Cucumber beetles love everything in the squash family. You’ll spot them as they are small black beetles with yellow spots or stripes on their back. Use kaolin clay to manage the population or a row cover to keep them off your plants. Pyrethrin is an effective organic pesticide as well.

Cutworms are the worst! They’ll attack a healthy seedling overnight, cutting through the baby stem and effectively killing it. Eliminate these munching menaces with BT spray. To prevent, remove old plants from the area as they over-winter in the soil. 


Mildews hit the squash family with regularity so it’s likely you’ll encounter one. 

Downy mildew is a fungus that overwinters in the soil that gets splashed onto the leaves and forms yellow spots. Use neem oil or a copper fungicide to combat. Prevent it by ensuring air circulation within the plant. 

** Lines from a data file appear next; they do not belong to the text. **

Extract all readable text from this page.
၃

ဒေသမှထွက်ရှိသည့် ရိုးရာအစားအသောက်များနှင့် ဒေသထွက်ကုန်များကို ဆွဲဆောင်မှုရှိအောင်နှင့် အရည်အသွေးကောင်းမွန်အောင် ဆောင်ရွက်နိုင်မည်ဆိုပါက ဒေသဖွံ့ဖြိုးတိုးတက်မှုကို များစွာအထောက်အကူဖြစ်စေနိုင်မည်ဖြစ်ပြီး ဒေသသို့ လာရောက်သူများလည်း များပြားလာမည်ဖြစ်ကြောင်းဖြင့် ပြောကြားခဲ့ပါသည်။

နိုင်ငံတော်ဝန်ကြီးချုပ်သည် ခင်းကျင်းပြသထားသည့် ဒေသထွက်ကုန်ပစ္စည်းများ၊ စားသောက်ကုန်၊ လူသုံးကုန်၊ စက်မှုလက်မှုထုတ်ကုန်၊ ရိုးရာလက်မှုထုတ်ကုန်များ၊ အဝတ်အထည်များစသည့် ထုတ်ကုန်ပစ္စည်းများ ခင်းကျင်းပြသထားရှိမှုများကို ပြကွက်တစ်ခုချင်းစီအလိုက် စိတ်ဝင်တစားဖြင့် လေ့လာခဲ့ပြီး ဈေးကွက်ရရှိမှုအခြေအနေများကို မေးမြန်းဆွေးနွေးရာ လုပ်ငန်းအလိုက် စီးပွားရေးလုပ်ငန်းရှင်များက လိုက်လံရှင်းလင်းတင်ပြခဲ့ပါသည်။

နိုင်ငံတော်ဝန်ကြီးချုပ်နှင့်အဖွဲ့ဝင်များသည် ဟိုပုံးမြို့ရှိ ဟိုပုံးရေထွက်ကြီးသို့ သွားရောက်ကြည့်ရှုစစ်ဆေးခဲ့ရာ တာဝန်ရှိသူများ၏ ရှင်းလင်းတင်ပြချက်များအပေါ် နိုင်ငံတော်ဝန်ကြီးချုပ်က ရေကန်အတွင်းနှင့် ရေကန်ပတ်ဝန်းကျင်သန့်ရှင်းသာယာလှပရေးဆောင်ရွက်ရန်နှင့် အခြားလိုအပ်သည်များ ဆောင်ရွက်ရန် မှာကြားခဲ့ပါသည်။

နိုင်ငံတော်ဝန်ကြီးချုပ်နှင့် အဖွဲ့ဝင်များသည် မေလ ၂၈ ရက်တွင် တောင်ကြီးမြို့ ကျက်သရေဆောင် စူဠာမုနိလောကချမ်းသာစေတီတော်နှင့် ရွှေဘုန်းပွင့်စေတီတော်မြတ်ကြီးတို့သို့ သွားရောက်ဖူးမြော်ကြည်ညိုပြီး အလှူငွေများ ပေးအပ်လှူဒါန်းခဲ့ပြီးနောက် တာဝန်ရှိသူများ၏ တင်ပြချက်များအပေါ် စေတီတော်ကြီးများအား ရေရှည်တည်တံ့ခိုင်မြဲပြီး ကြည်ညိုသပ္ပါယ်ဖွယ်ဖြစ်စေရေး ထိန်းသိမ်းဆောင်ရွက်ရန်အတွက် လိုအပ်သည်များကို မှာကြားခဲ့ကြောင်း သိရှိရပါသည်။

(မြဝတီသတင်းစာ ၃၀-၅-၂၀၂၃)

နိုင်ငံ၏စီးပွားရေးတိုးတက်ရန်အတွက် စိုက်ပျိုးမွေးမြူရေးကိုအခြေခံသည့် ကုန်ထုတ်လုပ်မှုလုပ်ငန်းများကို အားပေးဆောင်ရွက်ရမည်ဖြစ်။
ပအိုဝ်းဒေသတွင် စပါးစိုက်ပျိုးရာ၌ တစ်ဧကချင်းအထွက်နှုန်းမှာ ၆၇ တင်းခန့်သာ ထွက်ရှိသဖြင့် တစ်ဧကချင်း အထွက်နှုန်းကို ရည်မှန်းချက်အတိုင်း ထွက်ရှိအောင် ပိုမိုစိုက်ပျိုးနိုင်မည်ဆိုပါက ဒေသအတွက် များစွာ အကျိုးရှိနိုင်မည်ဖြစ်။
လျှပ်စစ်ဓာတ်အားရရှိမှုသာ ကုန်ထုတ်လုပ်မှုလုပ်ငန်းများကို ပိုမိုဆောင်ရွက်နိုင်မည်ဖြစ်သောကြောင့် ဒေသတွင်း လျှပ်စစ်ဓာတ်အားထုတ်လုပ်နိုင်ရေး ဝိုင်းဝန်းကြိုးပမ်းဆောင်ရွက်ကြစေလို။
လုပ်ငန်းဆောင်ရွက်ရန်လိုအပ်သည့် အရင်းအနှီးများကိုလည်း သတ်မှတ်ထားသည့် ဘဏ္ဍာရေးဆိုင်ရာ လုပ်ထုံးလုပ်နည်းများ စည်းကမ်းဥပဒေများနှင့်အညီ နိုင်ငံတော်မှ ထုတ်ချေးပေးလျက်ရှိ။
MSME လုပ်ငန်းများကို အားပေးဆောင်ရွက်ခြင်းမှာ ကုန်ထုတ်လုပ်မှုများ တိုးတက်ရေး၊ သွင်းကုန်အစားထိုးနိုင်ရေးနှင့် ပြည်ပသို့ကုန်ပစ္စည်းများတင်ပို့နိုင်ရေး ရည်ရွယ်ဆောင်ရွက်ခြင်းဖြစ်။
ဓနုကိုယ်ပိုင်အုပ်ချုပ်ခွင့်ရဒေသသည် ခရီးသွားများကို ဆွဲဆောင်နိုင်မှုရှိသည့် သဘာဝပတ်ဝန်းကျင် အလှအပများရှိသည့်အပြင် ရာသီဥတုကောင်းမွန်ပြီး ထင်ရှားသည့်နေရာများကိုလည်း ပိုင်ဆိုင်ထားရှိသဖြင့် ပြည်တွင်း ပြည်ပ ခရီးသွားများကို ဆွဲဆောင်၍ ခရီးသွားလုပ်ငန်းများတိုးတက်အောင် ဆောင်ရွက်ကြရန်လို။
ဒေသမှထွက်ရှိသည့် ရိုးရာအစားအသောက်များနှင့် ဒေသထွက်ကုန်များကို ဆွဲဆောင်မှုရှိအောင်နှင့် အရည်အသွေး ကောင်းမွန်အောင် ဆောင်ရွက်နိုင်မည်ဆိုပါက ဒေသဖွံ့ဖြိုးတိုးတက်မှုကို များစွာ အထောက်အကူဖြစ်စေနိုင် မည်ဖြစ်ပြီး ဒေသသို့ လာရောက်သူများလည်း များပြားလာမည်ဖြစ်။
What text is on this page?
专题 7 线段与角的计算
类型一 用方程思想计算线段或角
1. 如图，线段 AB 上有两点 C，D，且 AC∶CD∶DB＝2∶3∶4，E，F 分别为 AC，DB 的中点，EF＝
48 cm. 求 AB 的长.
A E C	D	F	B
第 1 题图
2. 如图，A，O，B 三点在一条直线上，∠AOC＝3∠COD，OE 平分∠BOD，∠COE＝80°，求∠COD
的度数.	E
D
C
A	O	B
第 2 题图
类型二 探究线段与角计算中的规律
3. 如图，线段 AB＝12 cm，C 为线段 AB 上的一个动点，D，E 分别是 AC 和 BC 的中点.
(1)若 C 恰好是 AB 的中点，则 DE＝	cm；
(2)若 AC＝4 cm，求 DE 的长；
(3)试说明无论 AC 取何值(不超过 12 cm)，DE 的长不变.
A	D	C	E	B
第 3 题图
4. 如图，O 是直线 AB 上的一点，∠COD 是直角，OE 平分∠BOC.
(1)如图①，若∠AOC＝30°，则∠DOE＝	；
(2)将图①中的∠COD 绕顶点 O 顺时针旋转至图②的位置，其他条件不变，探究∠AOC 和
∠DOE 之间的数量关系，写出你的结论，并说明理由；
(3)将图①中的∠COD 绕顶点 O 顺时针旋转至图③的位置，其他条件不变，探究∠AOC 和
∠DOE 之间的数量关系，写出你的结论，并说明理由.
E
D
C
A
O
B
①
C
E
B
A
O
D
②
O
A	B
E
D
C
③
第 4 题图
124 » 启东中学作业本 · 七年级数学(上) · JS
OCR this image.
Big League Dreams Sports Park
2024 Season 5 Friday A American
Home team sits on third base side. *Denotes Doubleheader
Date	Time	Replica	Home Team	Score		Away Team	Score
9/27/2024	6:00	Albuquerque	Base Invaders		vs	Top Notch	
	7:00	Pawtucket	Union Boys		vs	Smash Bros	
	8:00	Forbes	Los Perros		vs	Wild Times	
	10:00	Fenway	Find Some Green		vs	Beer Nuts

Powdery mildew can be seed-borne. It appears as powdery growth on the upper surfaces of leaves and stems and leads to stunted growth. Use a fungicide once it appears. Prevent it by ensuring the plant isn’t overcrowded and has adequate air circulation and light exposure, and using seeds that have been treated. 

A plant that looks as if it’s suddenly gone without water and wilts dramatically in just a few days may be suffering from bacterial wilt. It’s caused by bacteria but spread by cucumber beetles. There is no saving plants that develop bacterial wilt. Remove them immediately. Avoid putting squash or other susceptible plants in that location for a while. Resistant plants can take the squash’s place. 

Frequently Asked Questions

Squash blossom
Squash blossoms are beautiful and also edible. Source: Jo Zimny Photos

Q: Does delicata squash need a trellis?

A: While delicata doesn’t need a trellis, it’s a great option for growers with a limited amount of garden space, as well as those who battle powdery mildew problems. 

Q: How long does it take to grow a delicata squash?

A: It takes 100-110 days for a delicata to grow from seed to fruit. 

Q: Can you grow delicata squash in a container?

A: Yes. However, you need a container that is at least 7 gallon capacity in order for there to be sufficient room for the plant roots. Expect that they’ll spill over the sides of the container and plan accordingly!